With 336 total entries at the 2015 Great American Beer Festival, the American-Style India Pale Ale category remained the event’s most competitive. One of the fastest-growing trends, however, is sour beer. In fact, this year’s GABF competition featured four categories for sours, each with various sub-categories for fruited and barrel-aged varieties.
While many American breweries have started to experiment with the funky and tart German and Belgian-style brews, which often require months to ferment and years to mature, New Belgium Brewery in Fort Collins, Colorado, has been making award-winning sour beers since their Sour Brown Ale La Folie first won a gold medal at the 1997 GABF in the Belgian Style Ales category (there wasn’t even a sour beer category at the time).
New Belgium’s Wood Cellar and Specialty Brand Manager Lauren Salazar has been with the brewery for 18 years—since its sour program’s infancy. With a glass of New Belgium Brewery’s wood-aged, peach-spiked sour Eric’s Ale in hand and GABF beer samplers abuzz all around her, she recalled the early days when Brewmaster Peter Bouckaert first brought seven 60-gallon red-wine barrels back from California to start the brewery’s wood cellar.
“He told us, ‘They will be used for a grand experiment.’ When we started aging the sours, none of us really knew what would happen,” Salazar said.
As the New Belgium team, which also includes Lauren’s husband, Wood-Aged Beer Specialist and Brewer Eric Salazar, sampled those early results every few weeks, they “became amazing at describing really terrible things,” says Lauren. They would tell each other, “Don’t just say it’s crappy. Describe how it’s crappy. Is it getting better? We found joy and humor in it.”
Then one day a few months later, Lauren says they prepared their tasting note cards, sampled the aging beer and realized, “This does not suck that bad.” That’s when Bouckaert knew his experiment was working, and the Sour Brown Ale La Folie was soon to be born. Over the years, Lauren’s tasting notes have evolved to include phrases like “OMG,” “Yummy,” “Fruity,” and “WTF.”
Since starting with that first batch and seven barrels, New Belgium Brewery has produced 8,000 volume barrels of sour beers to date, including Le Terroir, which is a dry-hopped sour ale, Transatlantique Kriek, a Lambic fruit-style collaboration with Oud Beersel, and others. Perhaps what is most impressive about this long run of success is that the brewery has never re-inoculated a single time; they’re using the same cultures of souring bacteria and yeast they started with all those years ago.

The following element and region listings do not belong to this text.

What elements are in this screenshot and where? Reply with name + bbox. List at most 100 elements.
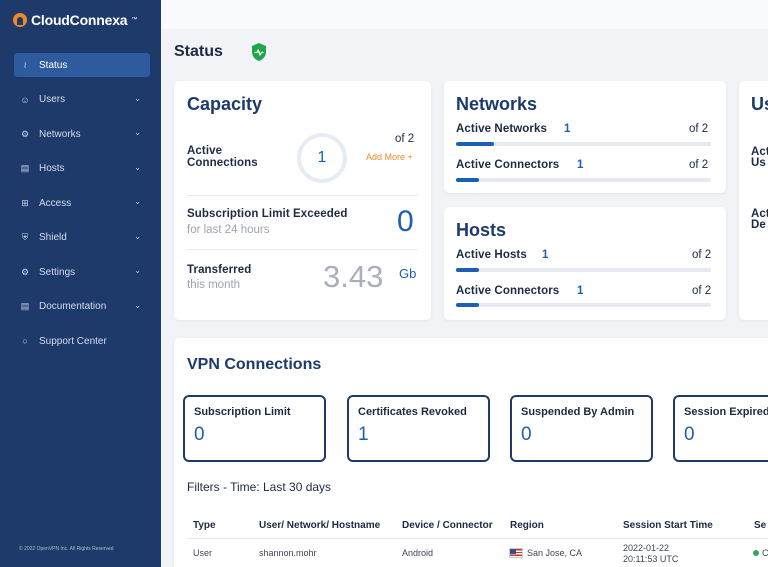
copyright-text: © 2022 OpenVPN Inc. All Rights Reserved: [19, 546, 114, 552]
progress-bar: [456, 178, 711, 182]
suspended-by-admin-box[interactable]: Suspended By Admin 0: [510, 395, 653, 462]
box-label: Session Expired: [684, 406, 768, 418]
limit-exceeded-sub: for last 24 hours: [187, 224, 270, 236]
box-label: Certificates Revoked: [358, 406, 467, 418]
top-bar: [161, 0, 768, 29]
sidebar-item-hosts[interactable]: ▤ Hosts ⌄: [14, 157, 150, 181]
chevron-down-icon: ⌄: [134, 93, 141, 103]
sidebar-item-status[interactable]: ≀ Status: [14, 53, 150, 77]
logo-text: CloudConnexa: [31, 12, 128, 28]
column-header-type[interactable]: Type: [193, 520, 216, 531]
sidebar-nav: ≀ Status ☺ Users ⌄ ⚙ Networks ⌄ ▤ Hosts …: [14, 53, 150, 364]
sidebar-item-access[interactable]: ⊞ Access ⌄: [14, 191, 150, 215]
box-value: 0: [194, 424, 205, 445]
us-flag-icon: [509, 548, 523, 558]
gear-icon: ⚙: [20, 266, 30, 277]
active-connectors-value: 1: [577, 285, 584, 297]
table-divider: [187, 538, 768, 539]
chevron-down-icon: ⌄: [134, 162, 141, 172]
active-networks-of: of 2: [689, 123, 709, 135]
transferred-sub: this month: [187, 279, 241, 291]
sidebar-item-settings[interactable]: ⚙ Settings ⌄: [14, 260, 150, 284]
active-hosts-of: of 2: [692, 249, 712, 261]
box-value: 0: [684, 424, 695, 445]
progress-bar-fill: [456, 142, 495, 146]
active-connectors-of: of 2: [692, 285, 712, 297]
sidebar-item-support-center[interactable]: ○ Support Center: [14, 329, 150, 353]
active-hosts-value: 1: [542, 249, 549, 261]
capacity-title: Capacity: [187, 94, 263, 114]
cell-region: San Jose, CA: [527, 548, 583, 558]
session-expired-box[interactable]: Session Expired 0: [673, 395, 768, 462]
active-connections-value: 1: [317, 149, 327, 166]
active-connectors-of: of 2: [689, 159, 709, 171]
server-icon: ▤: [20, 163, 30, 173]
active-connections-label: Active: [187, 145, 223, 157]
box-label: Subscription Limit: [194, 406, 291, 418]
limit-exceeded-label: Subscription Limit Exceeded: [187, 208, 348, 220]
box-value: 0: [521, 424, 532, 445]
chat-icon: ○: [22, 336, 28, 346]
progress-bar: [456, 268, 711, 272]
active-networks-label: Active Networks: [456, 123, 547, 135]
transferred-label: Transferred: [187, 264, 252, 276]
logo-icon: [13, 13, 27, 27]
add-more-link[interactable]: Add More +: [366, 152, 413, 162]
divider: [187, 249, 418, 250]
chevron-down-icon: ⌄: [134, 300, 141, 310]
sidebar-item-networks[interactable]: ⚙ Networks ⌄: [14, 122, 150, 146]
progress-bar-fill: [456, 303, 479, 307]
cell-type: User: [193, 548, 213, 558]
sidebar-item-shield[interactable]: ⛨ Shield ⌄: [14, 226, 150, 250]
active-devices-label: De: [751, 219, 766, 231]
sidebar-item-documentation[interactable]: ▤ Documentation ⌄: [14, 295, 150, 319]
column-header-status[interactable]: Se: [754, 520, 766, 531]
access-icon: ⊞: [21, 197, 29, 208]
divider: [187, 195, 418, 196]
shield-status-icon[interactable]: [250, 42, 268, 62]
vpn-connections-title: VPN Connections: [187, 356, 322, 373]
active-connections-label: Connections: [187, 157, 258, 169]
chart-icon: ≀: [23, 59, 27, 70]
sidebar-item-users[interactable]: ☺ Users ⌄: [14, 88, 150, 112]
status-dot-icon: [753, 550, 759, 556]
networks-title: Networks: [456, 94, 538, 114]
logo[interactable]: CloudConnexa ™: [13, 12, 137, 28]
book-icon: ▤: [20, 301, 30, 311]
cell-start-date: 2022-01-22: [623, 543, 670, 553]
column-header-region[interactable]: Region: [510, 520, 544, 531]
cell-user: shannon.mohr: [259, 548, 317, 558]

This past July, Lauren and Eric hosted a Sour Symposium in St. Paul and discussed their process for creating, blending and aging these beers. “Every sour brewer does it differently,” Lauren explained at the event. “Some create wort and sugar and inoculate the barrel with yeast, and then ferment the barrel’s contents.”
New Belgium, on the other hand, creates a beer—either a dark lager called Oscar or a light lager called Felix, depending on the blend they’re making—filters it, and puts it into a foeder (pronounced “FOOD-ers”), the giant French Oak barrels they use to age sours. The foeders “already contain our bugs, our zoo, the souring bacteria and our wild yeast,” Lauren said. “All we’re doing is feeding them clean sugar.”
As the beers age, a protective, fuzzy skin forms on top of them inside the vessels. This is called the pellicle, and it protects the beer from air and other contaminants. In the early days, Lauren didn’t know what it was and would walk around the foeders punching holes in it. She’s since learned, however, that it’s part of a cellular process that produces a sour beer’s desired flavors and effects.
New Belgium is still experimenting with sour styles today. In recent years, they’ve begun aging sours in barrels from Leopold Bros. distillery in Denver. The distillery first ages their fruited whiskey in the barrels with peaches, blackberries, apples or cherries. New Belgium receives the barrels the same day they are emptied and immediately fills them with acidified beer, using them to create and age rare and limited NBB Love offerings.
The success of New Belgium’s sour program has meant that it’s expanded far beyond its original size. In 2012’s Phase One expansion, they bought additional foeders to double their capacity and worked with Scottish and French coopers to make sure the barrels were ready for the job. In 2013’s Phase Two expansion, they purchased 32 more foeders from Sterling Vineyards in California to bring their total to 64 (the above time-lapse video shows a foeder being reconstructed at the brewery, click here for more photos of the process). Eric Salazar oversaw the restoration and rehydration of these foeders, each barrel requiring three weeks of attention and care, and saved them from becoming firewood.
It’s now been two years since those foeders were installed into the brewery’s wood cellar, also known as its Cache la Foeder, and the beers again inside are nearing maturation. Keep an eye on New Belgium in the coming months, as more sour beer is surely on the way.
Editor’s note: In the interest of full transparency, New Belgium Brewing provided travel and accommodations for a reporter and photographer from The Growler to attend the 2015 Great American Beer Festival. Interviews and photos used in this story were conducted while at the festival.